«Inaceitável»: é assim que a brasileira Oi classifica a oferta pública de aquisição lançada por uma empresa de Isabel dos Santos à PT SGPS.

Num comunicado enviado à Comissão de Mercado e Valores Mobiliários esta terça-feira, a Oi esclarece que o conselho de administração da brasileira decidiu, «por unanimidade, rechaçar quaisquer propostas para alteração dos termos da operação, ratificando, por consequência, a manifestação feita pela Diretoria da Oi».

Recorde-se que esta segunda-feira, num comunicado divulgado ao mercado, a brasileira já tinha sublinhado que esta OPA era «inoportuna».

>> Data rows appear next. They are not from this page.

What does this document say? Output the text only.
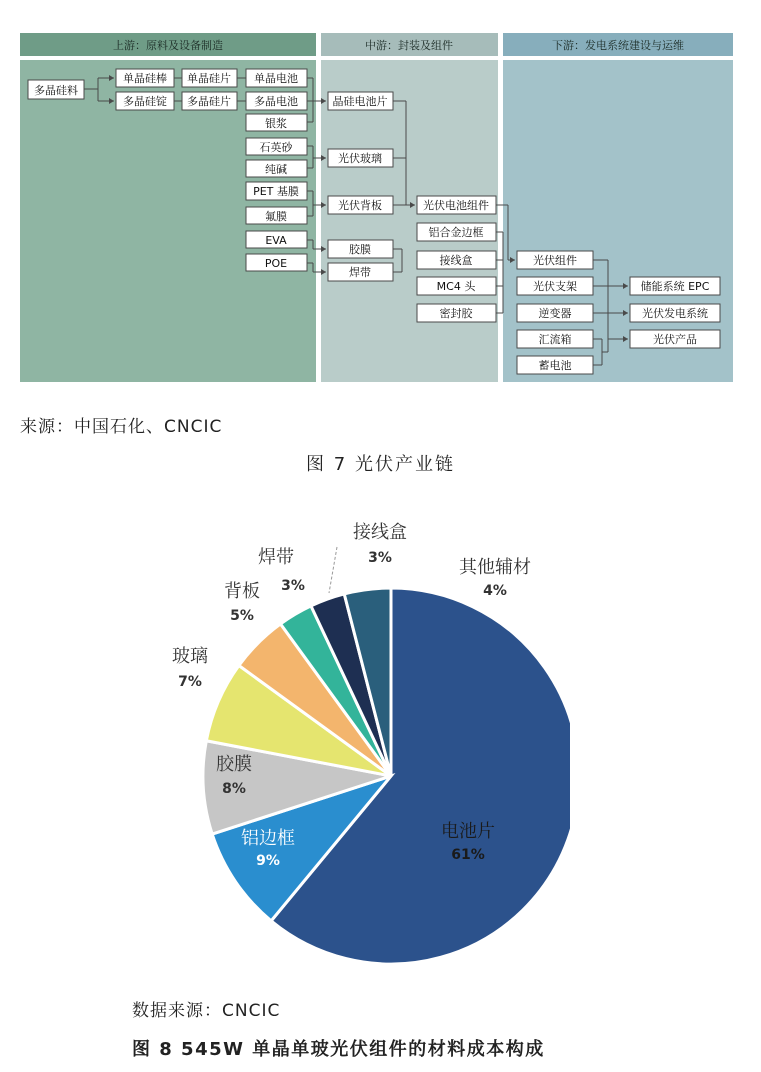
上游：原料及设备制造	中游：封装及组件	下游：发电系统建设与运维
多晶硅料
单晶硅棒
多晶硅锭
单晶硅片
多晶硅片
单晶电池
多晶电池
银浆
石英砂
纯碱
PET 基膜
氟膜
EVA
POE
晶硅电池片
光伏玻璃
光伏背板
胶膜
焊带
光伏电池组件
铝合金边框
接线盒
MC4 头
密封胶
光伏组件
光伏支架
逆变器
汇流箱
蓄电池
储能系统 EPC
光伏发电系统
光伏产品
来源：中国石化、CNCIC
图 7 光伏产业链
电池片
61%
铝边框
9%
胶膜
8%
玻璃
7%
背板
5%
焊带
3%
接线盒
3%	其他辅材
4%
数据来源：CNCIC
图 8 545W 单晶单玻光伏组件的材料成本构成
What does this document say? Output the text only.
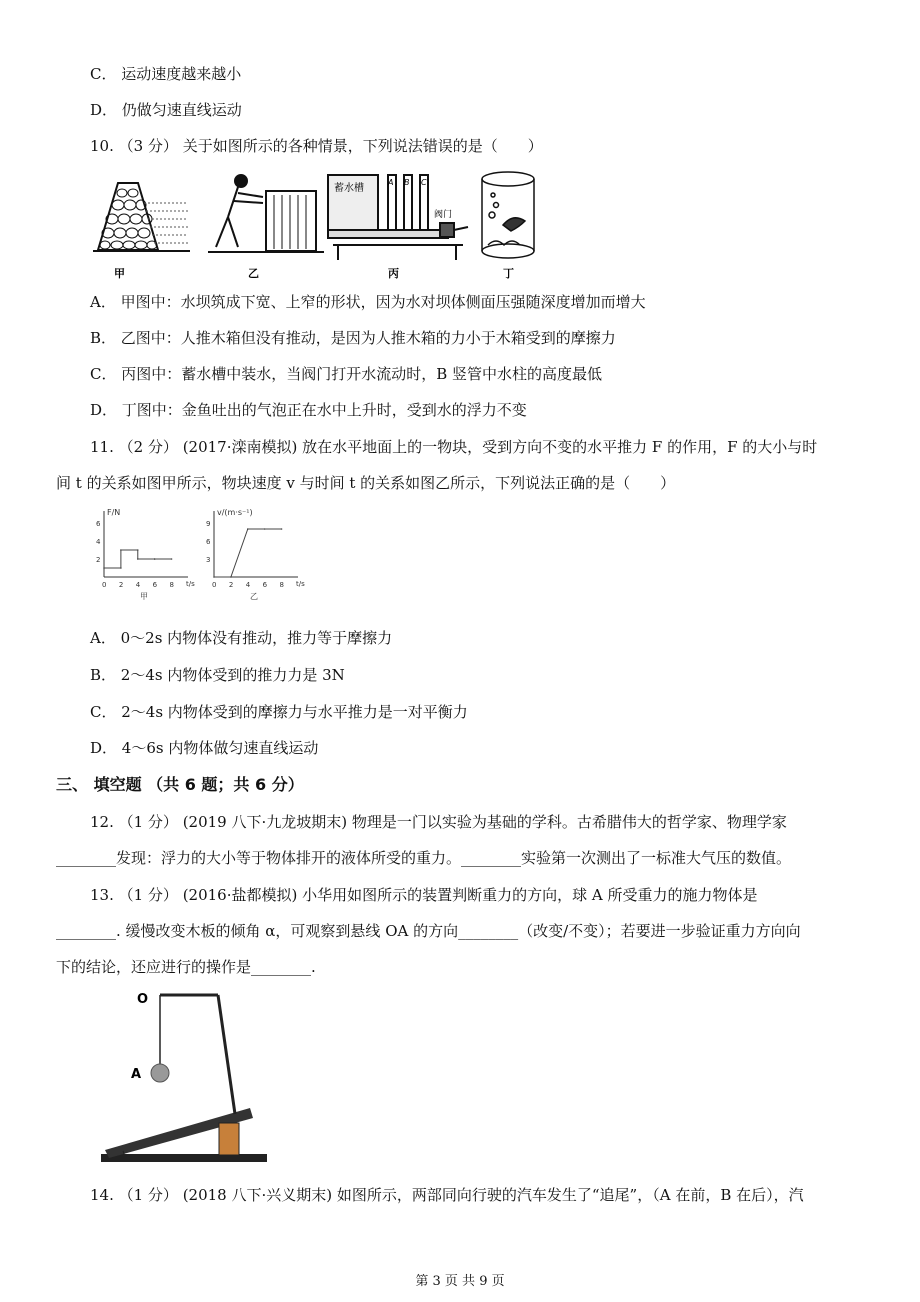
C． 运动速度越来越小
D． 仍做匀速直线运动
10. （3 分） 关于如图所示的各种情景，下列说法错误的是（　　）
甲	乙
蓄水槽
A B C
阀门
丙	丁
A． 甲图中：水坝筑成下宽、上窄的形状，因为水对坝体侧面压强随深度增加而增大
B． 乙图中：人推木箱但没有推动，是因为人推木箱的力小于木箱受到的摩擦力
C． 丙图中：蓄水槽中装水，当阀门打开水流动时，B 竖管中水柱的高度最低
D． 丁图中：金鱼吐出的气泡正在水中上升时，受到水的浮力不变
11. （2 分） (2017·滦南模拟) 放在水平地面上的一物块，受到方向不变的水平推力 F 的作用，F 的大小与时
间 t 的关系如图甲所示，物块速度 v 与时间 t 的关系如图乙所示，下列说法正确的是（　　）
F/N
t/s
6
4
2
0 2 4 6 8
甲
v/(m·s⁻¹)
t/s
9
6
3
0 2 4 6 8
乙
A． 0～2s 内物体没有推动，推力等于摩擦力
B． 2～4s 内物体受到的推力力是 3N
C． 2～4s 内物体受到的摩擦力与水平推力是一对平衡力
D． 4～6s 内物体做匀速直线运动
三、 填空题 （共 6 题；共 6 分）
12. （1 分） (2019 八下·九龙坡期末) 物理是一门以实验为基础的学科。古希腊伟大的哲学家、物理学家
________发现：浮力的大小等于物体排开的液体所受的重力。________实验第一次测出了一标准大气压的数值。
13. （1 分） (2016·盐都模拟) 小华用如图所示的装置判断重力的方向，球 A 所受重力的施力物体是
________. 缓慢改变木板的倾角 α，可观察到悬线 OA 的方向________（改变/不变）；若要进一步验证重力方向向
下的结论，还应进行的操作是________.
O
A
α
14. （1 分） (2018 八下·兴义期末) 如图所示，两部同向行驶的汽车发生了“追尾”，（A 在前，B 在后），汽
第 3 页 共 9 页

Relativamente às condições que a Terra Peregrin – empresa de Isabel dos Santos que lançou a OPA – impõe para a conclusão da operação, a Oi sublinha que são «inaceitáveis». E garante «que não efetuará qualquer modificação nos atos societários, Contratos Definitivos e demais instrumentos firmados para atender qualquer das condições estipuladas na OPA».

«A Oi reafirma seu compromisso com os investidores e com o mercado de promover a migração de sua base acionária para o Novo Mercado da BM&FBovespa, através da incorporação de suas ações pela Telemar Participações S.A. (CorpCo)», conclui o comunicado da brasileira.

Recorde-se que o prémio oferecido no âmbito da OPA é de 1,35 euros por ação. Ora às 9:15, as ações da PT batiam os 1,41 euros. Aliás, os analistas já consideraram que a este preço, a OPA terá poucas probabilidades de sucesso.